The same problem applies to Solve
,
Solve[RegionMember[RegionBoundary[#], {x, 1/2}], x] & /@ {region1,
region1b, region1c}
So we can narrow down that the problem is finding intersections between 2D MeshRegion
and BoundaryMeshRegion
objects and 1D regions.
But your question "How to get the x-coordinate of a region by it's y-value" has a workable solution. You can't use Solve
, RegionNearest
will give you the nearest point and not keep the same y
value, NMinimize
will only give one x
value, so what we are left with is FindRoot
. Here is the best way I can find to get both of the x
values for a given y
value in your example.
region = ConvexHullMesh[
data = Rationalize@RandomReal[{0, 100}, {100, 2}]] //
RegionBoundary;
(*You originally had -2 here, seems like a typo*)

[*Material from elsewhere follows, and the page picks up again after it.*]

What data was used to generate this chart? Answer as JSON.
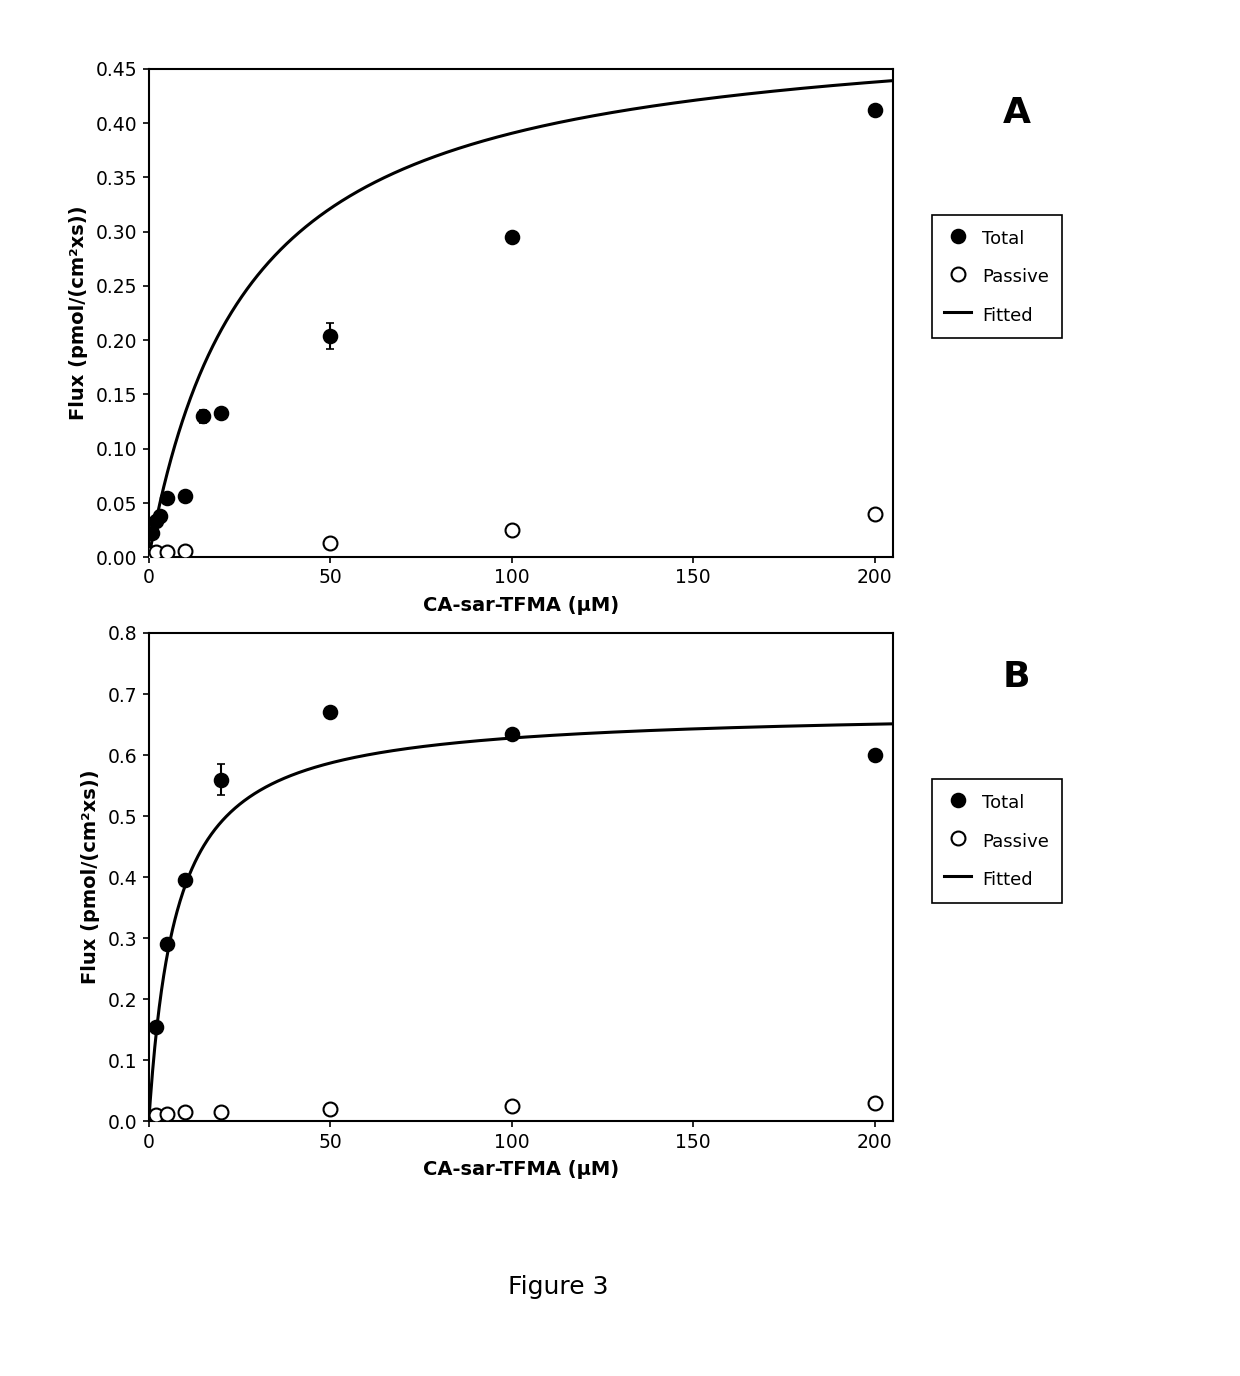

yrange = data[[All, 2]] // MinMax;
xrange = data[[All, 1]] // MinMax;
yvalues = Subdivide[Sequence @@ yrange, 10];
xvalues = x /. {
(Quiet@
FindRoot[RegionDistance[region, {x, #}], {x, xrange[[1]]}] & /@
yvalues), (Quiet@
FindRoot[RegionDistance[region, {x, #}], {x, xrange[[2]]}] & /@
yvalues)};
Show[
RegionPlot[region],
ListPlot[{
Transpose[{xvalues[[1]], yvalues}],
Transpose[{xvalues[[2]], yvalues}]}, PlotStyle -> Red]]
Edit
@yode, as to your last comment, RegionDistance
returns a number, which is why we can use it with NMinimize
, while RegionMember
returns a truth value, which is why we can often use it with Solve
, Reduce
, or NSolve
. Mathematica is able to simplify the truth statement when the Region
is defined via a geometric object, or a call to ImplicitRegion
, but not when it is numerically defined as a MeshRegion
.
I still think that you should be able to use NSolve
in this case, but as we see above, many of the functions that work with regions fail when using MeshRegion
objects.
Just for the record, this is a way to do it in V9:
<< ComputationalGeometry`
SeedRandom[42];
l = RandomReal[{0, 50}, {100, 2}];
{xr, yr} = Through[{Min, Max}[#]] & /@ Transpose@l;
mylines = Line/@(Thread[{xr + {-1,1}, #}]&/@ Range[Sequence @@ yr, -Subtract @@ yr/10]);
gc = GraphicsComplex[l, {FaceForm[White], EdgeForm[Black], Polygon@ConvexHull[l]}];
gmf = Graphics`Mesh`FindIntersections;
pts = Flatten[gmf[{#, gc}] & /@ mylines, 1];
pts = Join[pts, gmf[{Line @@ (# - {0, 10000 $MachineEpsilon} & /@
List @@ mylines[[-1]]), gc}]];
Graphics[{mylines, gc, Black, Point@l, PointSize@Large, Red, Point@pts}]